Mr. Olivetto, a gregarious man usually surrounded by friends, told how he was locked in a tiny bedroom where a single light bulb was always on and music blared. He saved his sanity, and likely his life, by drawing on the innate creativity that led to many of Brazil's most popular ad campaigns and first put Brazil on the map at international ad shows.
He used the little knives and forks from his meals to scratch names on the wall to help him visualize his wife, Patricia Viotti, a filmmaker and head of a production company; his filmmaker son, Homero, and family friends. He recited poetry and made lists of paintings by artists he liked.
And, like the gifted copywriter he is, he wrote. Letters to his family that were never sent. Letters to his kidnappers who, amazingly, wrote back.
"Once I wrote that they were cowards, and they wrote back saying I was a very refined person and shouldn't say such things," he recalled. "[But] when they gave me a very nice magazine to read, I [wrote and] thanked them."
A bucket of water to wash
Every four days, he was given a bucket of water to wash with. That helped him count the days.
"The CDs they played helped me calculate the hours," he said. "The food would come at different times, so I couldn't keep track of time [that way]. But I knew exactly the days I was there. In the beginning, I was very aggressive. I kept screaming and banging on the walls, but then they came in and chained me with handcuffs."
On Feb. 2, the light bulb suddenly went off and the music stopped. A while later, as the tiny room became hot and stuffy, Mr. Olivetto realized that the flow of fresh air pumped in through a tube had been cut off.
"It was the first time that I actually felt that I could die," he said. "I realized that something went wrong and maybe they intended me to die for some reason."
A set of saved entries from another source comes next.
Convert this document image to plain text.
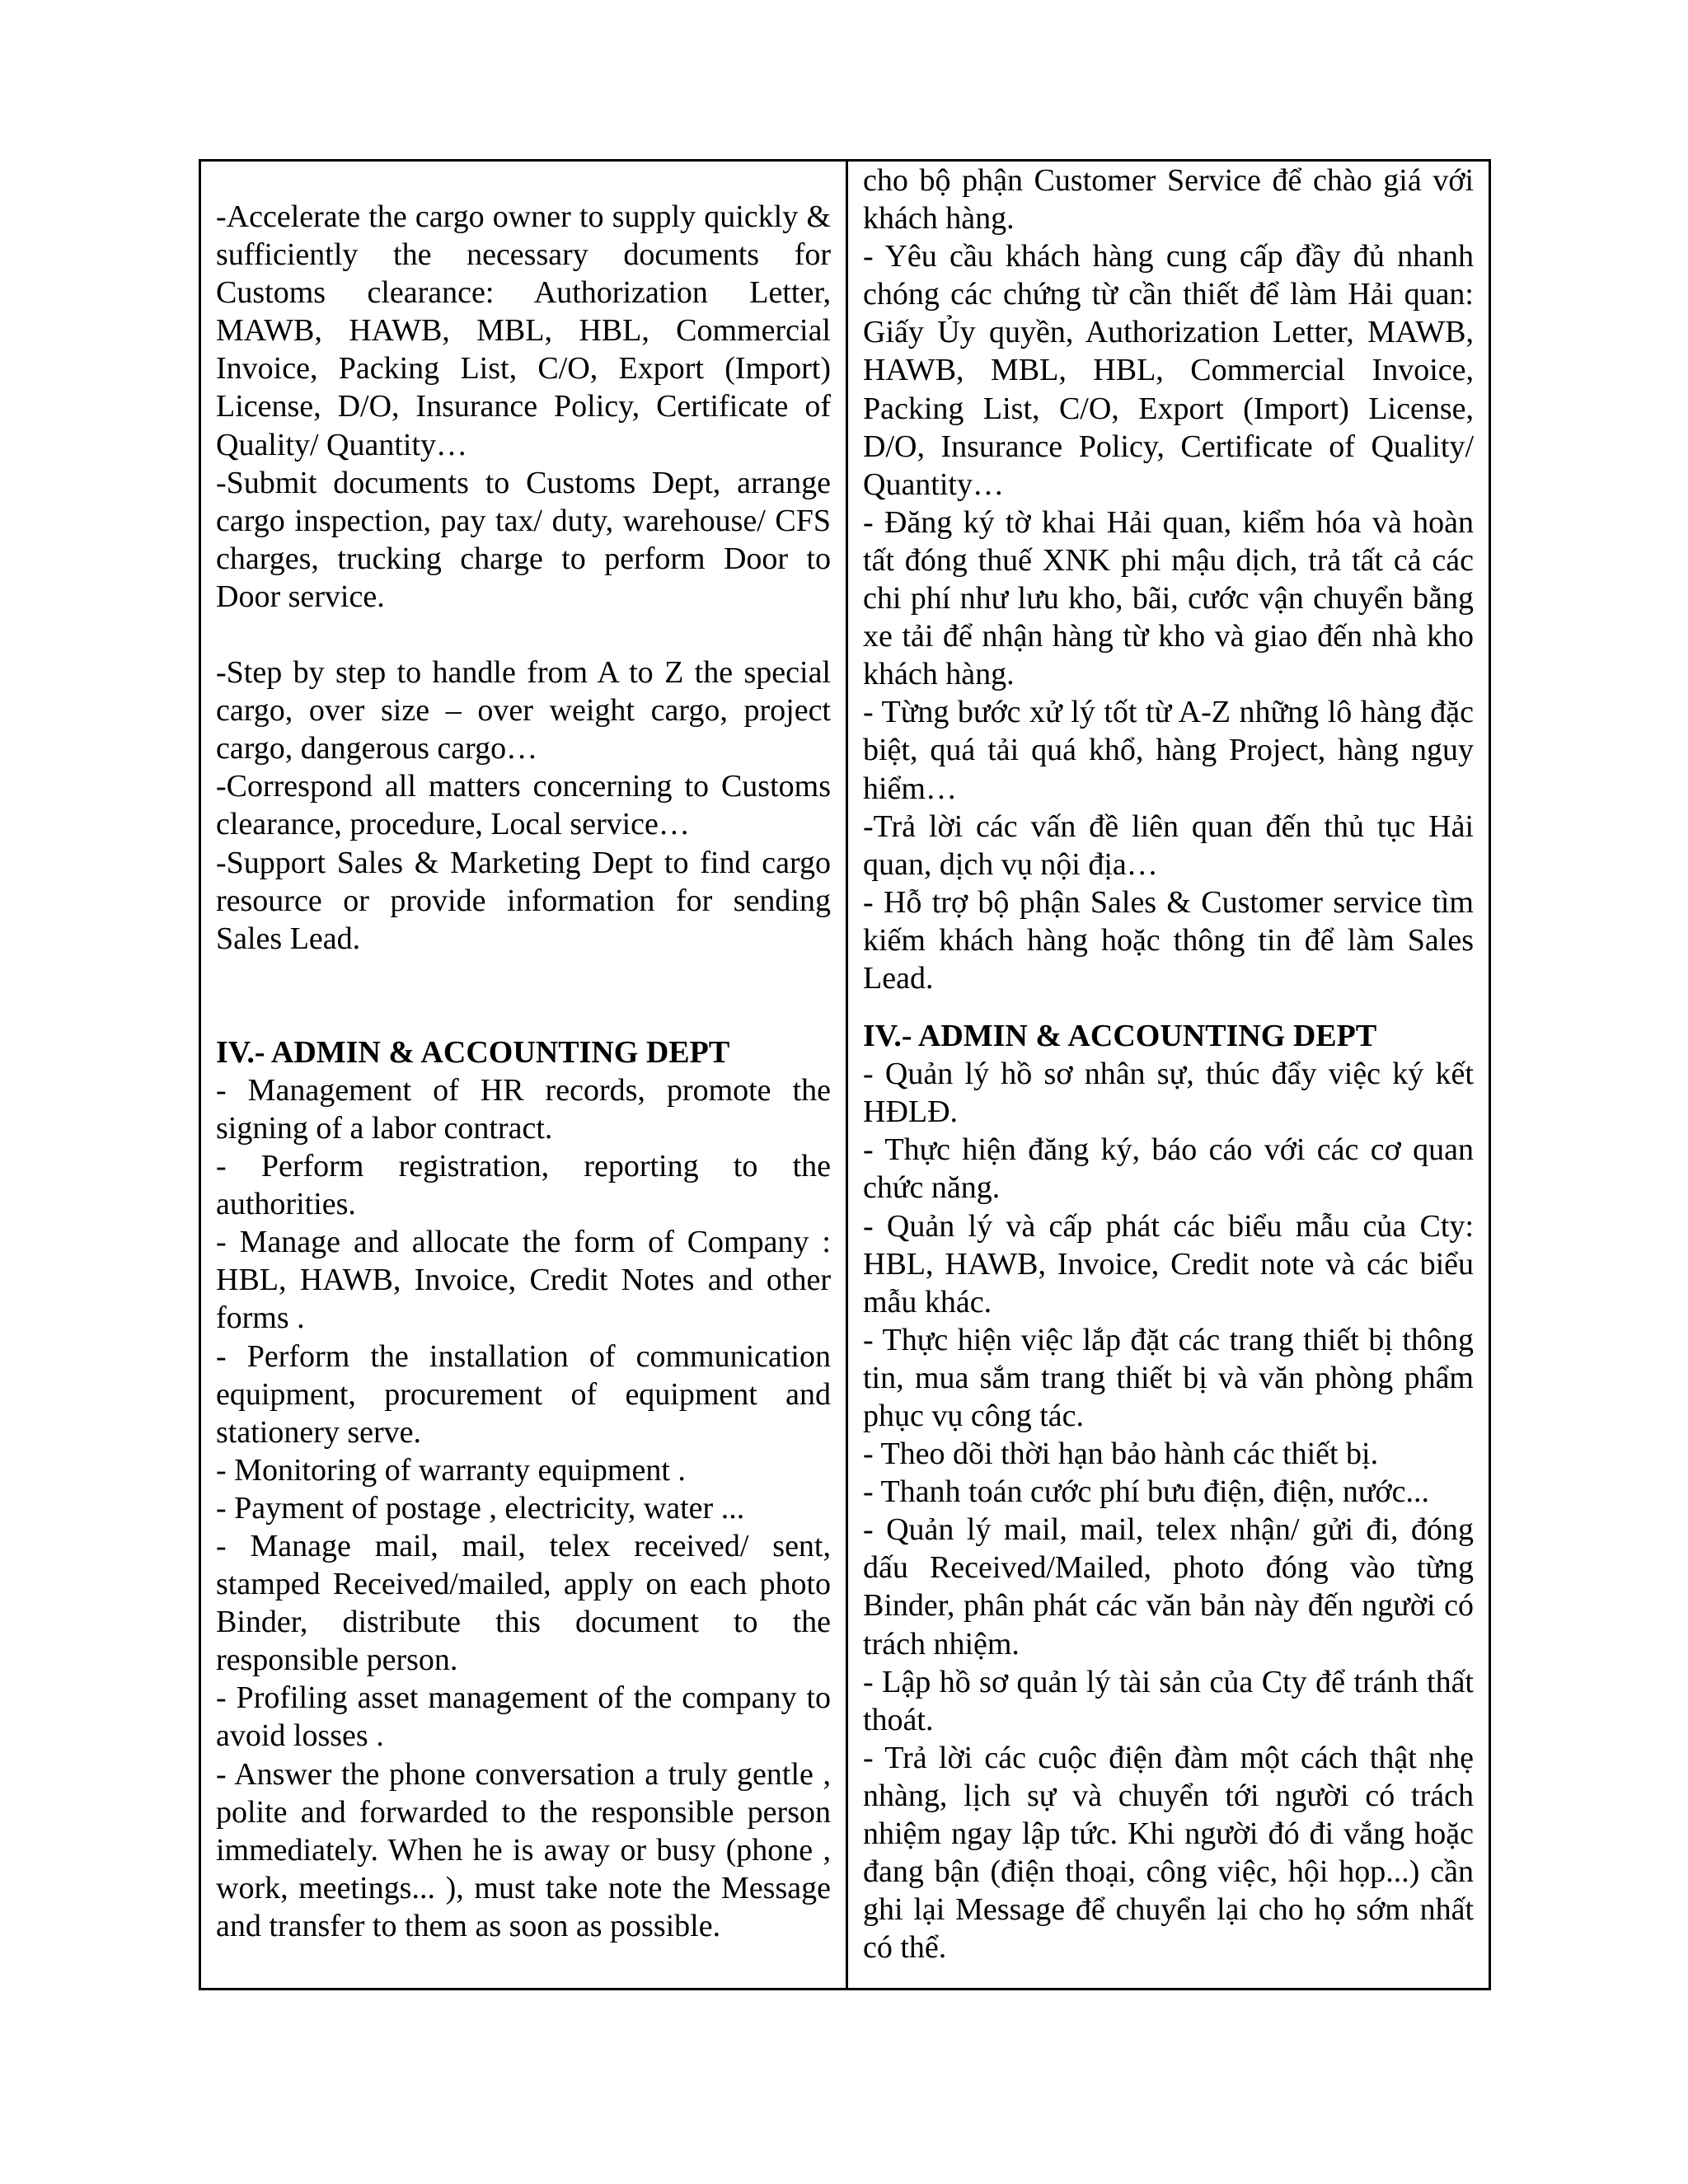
-Accelerate the cargo owner to supply quickly & sufficiently the necessary documents for Customs clearance: Authorization Letter, MAWB, HAWB, MBL, HBL, Commercial Invoice, Packing List, C/O, Export (Import) License, D/O, Insurance Policy, Certificate of Quality/ Quantity…

-Submit documents to Customs Dept, arrange cargo inspection, pay tax/ duty, warehouse/ CFS charges, trucking charge to perform Door to Door service.

-Step by step to handle from A to Z the special cargo, over size – over weight cargo, project cargo, dangerous cargo…

-Correspond all matters concerning to Customs clearance, procedure, Local service…

-Support Sales & Marketing Dept to find cargo resource or provide information for sending Sales Lead.

IV.- ADMIN & ACCOUNTING DEPT

- Management of HR records, promote the signing of a labor contract.

- Perform registration, reporting to the authorities.

- Manage and allocate the form of Company : HBL, HAWB, Invoice, Credit Notes and other forms .

- Perform the installation of communication equipment, procurement of equipment and stationery serve.

- Monitoring of warranty equipment .

- Payment of postage , electricity, water ...

- Manage mail, mail, telex received/ sent, stamped Received/mailed, apply on each photo Binder, distribute this document to the responsible person.

- Profiling asset management of the company to avoid losses .

- Answer the phone conversation a truly gentle , polite and forwarded to the responsible person immediately. When he is away or busy (phone , work, meetings... ), must take note the Message and transfer to them as soon as possible.

cho bộ phận Customer Service để chào giá với khách hàng.

- Yêu cầu khách hàng cung cấp đầy đủ nhanh chóng các chứng từ cần thiết để làm Hải quan: Giấy Ủy quyền, Authorization Letter, MAWB, HAWB, MBL, HBL, Commercial Invoice, Packing List, C/O, Export (Import) License, D/O, Insurance Policy, Certificate of Quality/ Quantity…

- Đăng ký tờ khai Hải quan, kiểm hóa và hoàn tất đóng thuế XNK phi mậu dịch, trả tất cả các chi phí như lưu kho, bãi, cước vận chuyển bằng xe tải để nhận hàng từ kho và giao đến nhà kho khách hàng.

- Từng bước xử lý tốt từ A-Z những lô hàng đặc biệt, quá tải quá khổ, hàng Project, hàng nguy hiểm…

-Trả lời các vấn đề liên quan đến thủ tục Hải quan, dịch vụ nội địa…

- Hỗ trợ bộ phận Sales & Customer service tìm kiếm khách hàng hoặc thông tin để làm Sales Lead.

IV.- ADMIN & ACCOUNTING DEPT

- Quản lý hồ sơ nhân sự, thúc đẩy việc ký kết HĐLĐ.

- Thực hiện đăng ký, báo cáo với các cơ quan chức năng.

- Quản lý và cấp phát các biểu mẫu của Cty: HBL, HAWB, Invoice, Credit note và các biểu mẫu khác.

- Thực hiện việc lắp đặt các trang thiết bị thông tin, mua sắm trang thiết bị và văn phòng phẩm phục vụ công tác.

- Theo dõi thời hạn bảo hành các thiết bị.

- Thanh toán cước phí bưu điện, điện, nước...

- Quản lý mail, mail, telex nhận/ gửi đi, đóng dấu Received/Mailed, photo đóng vào từng Binder, phân phát các văn bản này đến người có trách nhiệm.

- Lập hồ sơ quản lý tài sản của Cty để tránh thất thoát.

- Trả lời các cuộc điện đàm một cách thật nhẹ nhàng, lịch sự và chuyển tới người có trách nhiệm ngay lập tức. Khi người đó đi vắng hoặc đang bận (điện thoại, công việc, hội họp...) cần ghi lại Message để chuyển lại cho họ sớm nhất có thể.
Brazilian police had just arrested half a dozen of the alleged kidnappers, including Mauricio Hernandez Norambuena, a Chilean extremist who escaped in 1996 from a Chilean prison where he was serving a life sentence for killing a senator and trying to assassinate former dictator Augusto Pinochet. Mr. Olivetto's other captors fled to avoid capture, leaving him sealed in his prison.
A few miles from home
Mr. Olivetto, whose lack of handyman skills is well-known, at first struggled in the dark to pry the door off its hinges to let in some air. Hearing a dog bark, he suddenly realized he could hear the outside world. He yelled and pounded on the wall. A neighbor from a nearby house -- he was held prisoner in Sao Paulo's Brooklin neighborhood, only a few miles from his own home -- eventually shouted back.
The next thing he knew, the neighbor's daughter had pressed a stethoscope against the wall and told Mr. Olivetto she could hear him. He identified himself.
"I asked her to call radio stations and the police, because I knew either way I would be found," he said.
Contrary to press reports, Mr. Olivetto said he didn't have kidnap insurance. His kidnappers are believed to have demanded a $10 million ransom, which apparently hadn't been paid before his release. It's still unclear why the kidnappers chose him.
For now, Mr. Olivetto says he will take the vacation planned for the Christmas holidays he didn't have, then go back to work.
"I've been a lucky person so far and there's nothing in my life that I would like to forget until now," he said. "I was a victim. I'm not a victim any more. I'm still recovering, but I'm sure I'll grow stronger after this."